Public meetings about these projects have not shown improvement, either. DOMI originally scheduled the Swinburne Bridge meeting for June 16, but residents pushed back after finding out only 10 days in advance. The extent of DOMI’s outreach for that original meeting was a letter sent to a few residents, which those residents received on June 6. The rest of the community learned of the meeting through their neighbors who received the letter.
During a month-long lead-up to the rescheduled meeting, several residents asked DOMI to make the presentation (which they presumably would have prepared for the June meeting) available so the public would have time to review it in advance. None of the residents received a direct response from DOMI. About four hours before the start of the July 14 meeting, project manager Zachary Workman posted a statement in the Q&A section of the project’s Engage PGH webpage that DOMI would not honor the request.
Community demands shaped by experience
Residents have learned from years of MOC public meetings designed to check a “community engagement” box while minimizing the community’s effect on predetermined outcomes. The whole time, they were communicating ideas for better public engagement to DOMI—but DOMI ignored them. Residents have called for the following:
All meetings must be posted with a minimum of 14 days’ notice to allow working people to arrange their busy lives to attend and have their voices heard. The meeting information must be widely advertised on social media, sent to email lists, and communicated by any means necessary to community members who lack internet access.
The meeting presentation must be posted at the same time the meeting is announced. The public must be afforded sufficient time to review and understand the information being presented so they can come to the meeting prepared with questions. If you do not yet have the presentation ready, then you should postpone the meeting to give people a chance to review the presentation after you have posted it.
All meetings must include a Q&A session where every attendee is able to hear all questions asked and all answers given. The Q&A session itself should be expected to last at least an hour, if not two hours. All answers to questions should be thorough and truthful, with a clear plan for following up on information DOMI doesn’t have. The Q&A session must not be curtailed because of time constraints, especially if the presentation has taken up more than half the allotted time for the meeting. There is no reason the presentation should require so much time, especially since the public will have already had a chance to review it. Dialogue with the community should be the main focus of all meetings.

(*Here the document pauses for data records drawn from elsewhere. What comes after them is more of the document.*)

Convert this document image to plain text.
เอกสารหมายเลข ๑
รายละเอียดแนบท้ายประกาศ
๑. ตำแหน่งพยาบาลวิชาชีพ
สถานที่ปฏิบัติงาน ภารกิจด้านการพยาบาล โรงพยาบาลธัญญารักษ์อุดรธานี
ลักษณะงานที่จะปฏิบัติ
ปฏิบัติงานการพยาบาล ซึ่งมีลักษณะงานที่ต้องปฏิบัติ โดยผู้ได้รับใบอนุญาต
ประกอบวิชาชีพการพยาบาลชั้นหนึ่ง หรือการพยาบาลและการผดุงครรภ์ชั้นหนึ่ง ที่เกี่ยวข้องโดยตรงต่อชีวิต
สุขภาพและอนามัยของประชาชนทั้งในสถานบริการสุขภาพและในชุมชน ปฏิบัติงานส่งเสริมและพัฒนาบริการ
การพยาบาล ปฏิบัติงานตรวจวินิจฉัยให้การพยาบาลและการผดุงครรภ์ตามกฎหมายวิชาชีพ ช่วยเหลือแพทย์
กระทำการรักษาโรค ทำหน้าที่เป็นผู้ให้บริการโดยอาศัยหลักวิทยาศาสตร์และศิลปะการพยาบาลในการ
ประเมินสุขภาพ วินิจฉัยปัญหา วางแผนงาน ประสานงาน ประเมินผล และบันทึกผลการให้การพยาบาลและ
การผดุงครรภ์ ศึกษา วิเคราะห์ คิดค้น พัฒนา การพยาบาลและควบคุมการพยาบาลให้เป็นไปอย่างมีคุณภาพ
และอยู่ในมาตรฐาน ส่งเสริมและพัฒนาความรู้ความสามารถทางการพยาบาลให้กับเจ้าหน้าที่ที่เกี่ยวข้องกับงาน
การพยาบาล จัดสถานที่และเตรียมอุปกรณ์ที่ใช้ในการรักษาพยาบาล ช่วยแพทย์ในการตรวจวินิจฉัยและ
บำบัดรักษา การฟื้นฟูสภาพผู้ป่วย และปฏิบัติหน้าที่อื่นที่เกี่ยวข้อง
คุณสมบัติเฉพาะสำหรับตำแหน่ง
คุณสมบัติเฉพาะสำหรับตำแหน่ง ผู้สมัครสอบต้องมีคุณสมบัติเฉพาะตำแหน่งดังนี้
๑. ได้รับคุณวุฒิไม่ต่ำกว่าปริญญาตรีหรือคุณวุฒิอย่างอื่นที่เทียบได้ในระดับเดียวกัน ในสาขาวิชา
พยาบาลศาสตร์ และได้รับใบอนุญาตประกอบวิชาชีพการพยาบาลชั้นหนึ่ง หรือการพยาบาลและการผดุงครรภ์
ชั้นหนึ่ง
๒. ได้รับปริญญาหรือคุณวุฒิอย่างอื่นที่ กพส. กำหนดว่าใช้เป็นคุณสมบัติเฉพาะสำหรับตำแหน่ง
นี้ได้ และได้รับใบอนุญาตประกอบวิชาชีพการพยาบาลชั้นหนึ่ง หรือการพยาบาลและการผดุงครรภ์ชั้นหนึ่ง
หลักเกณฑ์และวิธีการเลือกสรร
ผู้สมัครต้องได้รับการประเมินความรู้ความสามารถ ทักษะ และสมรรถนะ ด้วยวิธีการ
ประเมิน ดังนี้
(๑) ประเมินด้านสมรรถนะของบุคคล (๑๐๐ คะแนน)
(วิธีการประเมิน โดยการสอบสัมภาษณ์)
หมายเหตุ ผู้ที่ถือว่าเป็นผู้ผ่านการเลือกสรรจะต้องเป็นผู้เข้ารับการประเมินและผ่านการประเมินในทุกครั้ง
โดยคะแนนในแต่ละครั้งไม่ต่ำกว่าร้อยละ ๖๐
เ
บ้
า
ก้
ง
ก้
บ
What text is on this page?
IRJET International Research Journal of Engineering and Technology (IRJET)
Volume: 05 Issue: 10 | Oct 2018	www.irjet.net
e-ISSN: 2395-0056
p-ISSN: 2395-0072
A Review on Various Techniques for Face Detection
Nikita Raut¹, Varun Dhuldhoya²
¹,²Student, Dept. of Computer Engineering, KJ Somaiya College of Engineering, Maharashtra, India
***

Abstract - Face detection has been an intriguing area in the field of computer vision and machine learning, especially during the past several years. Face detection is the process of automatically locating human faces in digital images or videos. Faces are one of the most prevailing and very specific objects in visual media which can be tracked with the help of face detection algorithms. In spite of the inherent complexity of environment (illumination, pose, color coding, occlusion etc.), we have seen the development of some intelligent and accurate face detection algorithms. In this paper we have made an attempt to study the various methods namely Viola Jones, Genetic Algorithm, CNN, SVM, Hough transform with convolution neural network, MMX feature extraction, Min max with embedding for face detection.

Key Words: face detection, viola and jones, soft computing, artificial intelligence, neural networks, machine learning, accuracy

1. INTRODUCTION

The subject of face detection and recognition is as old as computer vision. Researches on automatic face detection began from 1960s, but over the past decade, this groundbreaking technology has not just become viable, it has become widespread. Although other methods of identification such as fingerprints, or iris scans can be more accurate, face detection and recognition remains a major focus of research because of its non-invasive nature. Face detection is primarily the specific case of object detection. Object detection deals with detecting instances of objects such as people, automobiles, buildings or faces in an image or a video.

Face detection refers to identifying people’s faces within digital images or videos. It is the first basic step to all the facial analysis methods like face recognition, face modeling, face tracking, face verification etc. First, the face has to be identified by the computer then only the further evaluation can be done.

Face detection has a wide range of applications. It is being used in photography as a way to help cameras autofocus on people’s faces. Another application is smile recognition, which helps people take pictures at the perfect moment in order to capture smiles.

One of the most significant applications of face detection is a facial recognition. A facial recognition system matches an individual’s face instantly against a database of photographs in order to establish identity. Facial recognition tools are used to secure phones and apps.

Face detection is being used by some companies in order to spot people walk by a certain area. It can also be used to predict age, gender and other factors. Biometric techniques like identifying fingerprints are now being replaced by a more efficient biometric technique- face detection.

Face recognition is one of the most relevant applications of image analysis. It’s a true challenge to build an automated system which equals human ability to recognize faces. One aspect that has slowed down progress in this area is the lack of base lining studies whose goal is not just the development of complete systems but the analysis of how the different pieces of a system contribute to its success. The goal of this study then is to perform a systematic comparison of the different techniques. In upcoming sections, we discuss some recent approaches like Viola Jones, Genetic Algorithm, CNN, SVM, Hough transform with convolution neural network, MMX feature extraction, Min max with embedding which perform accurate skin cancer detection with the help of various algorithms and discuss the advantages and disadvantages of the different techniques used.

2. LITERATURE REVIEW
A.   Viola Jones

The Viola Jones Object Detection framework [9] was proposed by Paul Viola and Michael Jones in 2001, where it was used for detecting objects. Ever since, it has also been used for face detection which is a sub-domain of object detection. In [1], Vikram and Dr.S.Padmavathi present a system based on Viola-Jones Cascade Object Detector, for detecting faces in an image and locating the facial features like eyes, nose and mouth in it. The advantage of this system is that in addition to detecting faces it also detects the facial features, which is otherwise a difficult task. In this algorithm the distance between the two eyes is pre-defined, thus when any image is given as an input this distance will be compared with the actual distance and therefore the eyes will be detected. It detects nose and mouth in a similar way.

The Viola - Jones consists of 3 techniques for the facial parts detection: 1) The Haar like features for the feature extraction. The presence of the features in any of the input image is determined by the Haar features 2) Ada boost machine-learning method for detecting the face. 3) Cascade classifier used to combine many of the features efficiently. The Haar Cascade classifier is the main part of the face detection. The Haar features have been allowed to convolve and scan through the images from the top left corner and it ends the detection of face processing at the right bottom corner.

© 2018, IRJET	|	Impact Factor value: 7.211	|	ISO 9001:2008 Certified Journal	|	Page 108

Meetings must offer an in-person option so that no community members are excluded.
Meetings with a virtual component must provide space for at least 300 virtual attendees so that no one is unable to access the meeting at any time.
After the meeting, a recording of the Zoom meeting and the chat transcript must be made available on the Engage PGH website.
Ms. Ranallo said at the July 14 meeting, “While I can’t speak to each item on your list of demands, we do want to build trust with you … We have a new administration, we have new leadership at DOMI, and we ask that you give us a chance to try to earn that trust.”
The community’s demands were compiled as a road map the city can follow to do exactly that.